“塩漬け”が続く巨人きっての人気選手、小林誠司捕手(31)について球団幹部が今季中のトレード放出の可能性を否定した。

 巨人は5日の広島戦(マツダ)で4−0の快勝。完封リレーを演出したのは、先発マスクの炭谷銀仁朗捕手(33)の好リードだ。右肩違和感から復帰登板の先発、エンジェル・サンチェス投手(31)が7回無失点の好投。気難しい助っ投をかいがいしく導いた女房役が、守備面で改めて評価を高めている。

 打力で主戦捕手を務めてきた大城との間で正捕手争いが再燃。同じ1軍の土俵にも立てない小林は、今やすっかり蚊帳の外だ。2軍でさえベンチを温め、この日のイースタンリーグ・DeNA戦(ジャイアンツ球場)では高卒2年目の山瀬が先発。
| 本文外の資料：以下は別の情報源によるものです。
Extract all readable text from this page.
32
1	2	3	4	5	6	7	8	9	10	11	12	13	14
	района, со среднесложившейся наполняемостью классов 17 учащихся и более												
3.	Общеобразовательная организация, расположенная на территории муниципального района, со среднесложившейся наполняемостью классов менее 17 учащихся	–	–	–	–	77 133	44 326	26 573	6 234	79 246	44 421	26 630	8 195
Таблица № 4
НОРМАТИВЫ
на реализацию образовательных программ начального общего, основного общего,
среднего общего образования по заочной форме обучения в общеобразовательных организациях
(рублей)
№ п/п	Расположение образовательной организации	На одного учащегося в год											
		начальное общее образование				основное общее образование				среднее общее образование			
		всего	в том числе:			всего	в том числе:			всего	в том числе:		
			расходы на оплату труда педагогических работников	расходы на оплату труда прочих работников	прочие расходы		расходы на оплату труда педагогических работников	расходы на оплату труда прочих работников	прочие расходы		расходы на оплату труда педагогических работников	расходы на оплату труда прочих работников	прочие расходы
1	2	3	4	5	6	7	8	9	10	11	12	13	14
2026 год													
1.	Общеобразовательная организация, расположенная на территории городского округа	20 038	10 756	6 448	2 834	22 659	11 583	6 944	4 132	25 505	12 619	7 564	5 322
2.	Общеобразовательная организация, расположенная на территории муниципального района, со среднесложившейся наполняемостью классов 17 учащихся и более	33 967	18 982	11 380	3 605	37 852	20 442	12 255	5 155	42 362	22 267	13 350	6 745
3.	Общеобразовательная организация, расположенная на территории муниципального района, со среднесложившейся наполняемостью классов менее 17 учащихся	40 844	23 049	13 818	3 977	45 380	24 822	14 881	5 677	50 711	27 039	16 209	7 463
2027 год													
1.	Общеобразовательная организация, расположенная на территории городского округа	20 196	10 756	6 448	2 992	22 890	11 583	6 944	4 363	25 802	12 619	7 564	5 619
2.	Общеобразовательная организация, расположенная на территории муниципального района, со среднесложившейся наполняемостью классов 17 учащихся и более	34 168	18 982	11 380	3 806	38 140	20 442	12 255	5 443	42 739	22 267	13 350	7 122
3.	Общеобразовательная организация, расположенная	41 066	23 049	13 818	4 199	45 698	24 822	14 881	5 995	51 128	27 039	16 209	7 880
小林は9回に代打で登場し、四球を選んだのが唯一の出番だった。

 先月7日に2軍降格した際、元木ヘッドコーチが「打撃をもっと上げてこないとスタメンで使えない」と打撃面を課題に挙げたが、2軍の投手相手でも33打数1安打で打率・030。1軍捕手陣に故障でもない限り、昇格理由は見つからない。

 原監督の全権体制下、「飼い殺しはしない。他球団に生かす道を見つける」としてトレードに積極的な近年の方針に照らせば、現状の小林も有力な交換要員となるはず。シーズンを通して主戦捕手を務めた貴重な経験と人気を兼ね備え、パ・リーグを中心に依然として他球団から引きは強い。

 だが、球団幹部は「今の捕手の人数が全体で9人。1−3軍にそれぞれ3人ずつ必要だから、トレードしても結局、捕手同士になる。それでは意味がない」と、小林をトレードのコマと見ていないことを明言する。

 コロナ禍への備えも、専門性が高いポジションの人員を確保したい状況に拍車をかける。巨人では4月上旬に新型コロナウイルスの陽性判定者を4人出した。ゴールデンウイーク中には日本ハムでクラスターが発生し、チーム活動が休止に追い込まれたばかりだ。

 球界屈指の強肩は今季、ファームでくすぶり続ける定めなのか。